Job never enters state R (Run)

This is a very common problem that can have many different reasons.

Reason 1: Filesystem that has logs is full

A problem I had was the following: there was some jobs running on the system, but newer jobs wasn't running. If we just check its status with Maui's command checkjob, it tell us:

# checkjob 3038

(...)

job is deferred.  Reason:  NoResources  (exceeds available partition procs)
Holds:    Batch  Defer  (hold reason:  NoResources)
PE:  16.00  StartPriority:  31
cannot select job 3038 for partition DEFAULT (job hold active)

So we have a Maui hold in it.

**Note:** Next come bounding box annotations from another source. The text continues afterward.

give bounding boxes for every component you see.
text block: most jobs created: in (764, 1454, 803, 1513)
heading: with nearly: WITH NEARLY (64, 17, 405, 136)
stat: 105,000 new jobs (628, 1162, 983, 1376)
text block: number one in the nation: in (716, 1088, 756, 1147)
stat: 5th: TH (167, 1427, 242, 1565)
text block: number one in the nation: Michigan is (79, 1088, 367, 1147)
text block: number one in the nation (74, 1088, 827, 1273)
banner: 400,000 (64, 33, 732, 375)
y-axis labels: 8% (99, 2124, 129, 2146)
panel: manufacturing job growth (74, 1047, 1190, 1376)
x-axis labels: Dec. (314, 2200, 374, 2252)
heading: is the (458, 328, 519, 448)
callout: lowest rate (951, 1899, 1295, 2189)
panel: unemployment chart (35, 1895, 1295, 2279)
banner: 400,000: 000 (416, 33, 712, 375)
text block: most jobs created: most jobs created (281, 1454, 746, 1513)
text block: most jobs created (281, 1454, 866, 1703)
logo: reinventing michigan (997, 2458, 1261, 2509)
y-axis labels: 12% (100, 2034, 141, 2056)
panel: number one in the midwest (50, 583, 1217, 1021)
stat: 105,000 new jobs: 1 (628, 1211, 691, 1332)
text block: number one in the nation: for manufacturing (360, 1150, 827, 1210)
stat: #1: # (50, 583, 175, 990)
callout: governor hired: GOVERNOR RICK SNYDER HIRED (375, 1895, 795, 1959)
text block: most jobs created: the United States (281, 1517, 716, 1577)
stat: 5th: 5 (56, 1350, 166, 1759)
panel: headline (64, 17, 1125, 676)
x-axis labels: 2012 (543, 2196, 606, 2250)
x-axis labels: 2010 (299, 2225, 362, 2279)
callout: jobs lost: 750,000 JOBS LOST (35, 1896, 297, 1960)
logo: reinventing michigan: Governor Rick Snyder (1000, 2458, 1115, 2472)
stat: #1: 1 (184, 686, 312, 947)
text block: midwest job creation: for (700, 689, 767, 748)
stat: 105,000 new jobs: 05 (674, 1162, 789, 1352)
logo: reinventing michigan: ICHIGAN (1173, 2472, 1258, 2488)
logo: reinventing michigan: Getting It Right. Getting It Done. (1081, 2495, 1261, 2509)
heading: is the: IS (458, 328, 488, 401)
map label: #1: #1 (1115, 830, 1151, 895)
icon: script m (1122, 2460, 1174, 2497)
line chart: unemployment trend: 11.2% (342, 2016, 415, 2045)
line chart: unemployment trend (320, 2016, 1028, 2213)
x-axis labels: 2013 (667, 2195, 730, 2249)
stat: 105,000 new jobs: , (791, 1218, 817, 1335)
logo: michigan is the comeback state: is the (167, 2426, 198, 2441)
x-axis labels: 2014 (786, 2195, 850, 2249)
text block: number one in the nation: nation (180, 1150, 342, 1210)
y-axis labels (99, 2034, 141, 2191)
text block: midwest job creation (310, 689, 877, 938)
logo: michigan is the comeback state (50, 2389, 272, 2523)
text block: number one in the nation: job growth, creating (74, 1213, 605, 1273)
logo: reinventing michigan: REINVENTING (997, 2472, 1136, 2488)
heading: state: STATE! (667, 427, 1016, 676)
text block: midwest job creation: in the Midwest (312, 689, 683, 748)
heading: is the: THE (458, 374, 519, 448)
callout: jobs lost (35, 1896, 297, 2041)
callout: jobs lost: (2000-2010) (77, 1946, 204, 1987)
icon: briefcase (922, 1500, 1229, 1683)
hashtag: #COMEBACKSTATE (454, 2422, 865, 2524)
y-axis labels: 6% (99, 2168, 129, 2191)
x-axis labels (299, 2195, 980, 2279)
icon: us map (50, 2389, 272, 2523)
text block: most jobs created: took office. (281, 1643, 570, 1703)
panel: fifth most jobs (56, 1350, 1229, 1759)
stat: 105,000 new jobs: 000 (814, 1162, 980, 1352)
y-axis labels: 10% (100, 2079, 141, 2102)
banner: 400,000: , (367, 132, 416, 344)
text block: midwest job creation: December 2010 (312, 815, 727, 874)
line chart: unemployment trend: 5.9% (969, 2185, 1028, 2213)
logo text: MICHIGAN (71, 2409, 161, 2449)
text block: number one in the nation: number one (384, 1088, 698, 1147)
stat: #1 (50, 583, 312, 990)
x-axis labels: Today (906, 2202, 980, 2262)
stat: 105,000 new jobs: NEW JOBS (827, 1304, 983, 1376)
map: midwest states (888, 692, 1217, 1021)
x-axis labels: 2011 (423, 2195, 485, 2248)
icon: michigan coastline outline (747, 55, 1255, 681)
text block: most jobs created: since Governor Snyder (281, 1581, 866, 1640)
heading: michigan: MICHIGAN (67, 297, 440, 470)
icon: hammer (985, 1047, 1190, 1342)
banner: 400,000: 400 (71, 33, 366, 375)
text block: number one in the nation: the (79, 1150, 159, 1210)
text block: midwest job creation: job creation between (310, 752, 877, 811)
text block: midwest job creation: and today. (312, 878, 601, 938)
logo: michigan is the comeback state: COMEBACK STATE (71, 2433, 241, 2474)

If we just try to relase it with releasehold and wait the scheduler cycle, we see that it is put the hold again. Maui log doesn't help and just tell us that there aren't available resources, like checkjob just did.

pbsnodes tell us jobs are free. But, if you investigate with care, you will see a different message:

bachianas-1
     state = free
     np = 4
     ntype = cluster
     status = rectime=1413550150,varattr=,jobs=,state=free,netload=? 0,gres=,message=ERROR: torque spool filesystem full,loadave=0.00,ncpus=4,physmem=8077312kb,availmem=7872128kb,totmem=8077312kb,idletime=11,nusers=0,nsessions=0,uname=Linux bachianas 2.6.16.60-0.42.10-default #1 SMP Tue Apr 27 05:11:27
 UTC 2010 ia64,opsys=linux
     mom_service_port = 15002
     mom_manager_port = 15003

There is a message field with the following content: ERROR: torque spool filesystem full. Some time ago the filesystem was really full and we had to delete some files but we didn't restart pbs_mom.

So, in this case, a quick restart of pbs_mom daemon solved the problem.

Reason 2: DNS problems

If we use command checkjob to investigate, we see:

job is deferred.  Reason:  RMFailure  (cannot start job - RM failure, rc: 15085, msg: 'Time out MSG=connection to mom timed out')

This means that the server cannot connect to the mom daemon and vice-versa.

In mom_logs we find the line:

11/05/2014 18:30:47;0008;PBS_Server.23876;Job;3080.bachianas.ufabc.edu.br;unable to run job, send to MOM '3364214663' failed

And a call to qrun command to force the execution of the job returns:

qrun: Time out MSG=connection to mom timed out 3083.bachianas.ufabc.edu.br

There is also various messages in server_logs saying it is not possible to communicate to mom.

First, check if both daemons pbs_server and pbs_mom are running. If so, there is likely a problem with DNS. In my case, there was an entry for an invalid DNS server in /etc/resolv.conf and it was necessary to remove it. After that, I had to free jobs from hold with the releasehold command.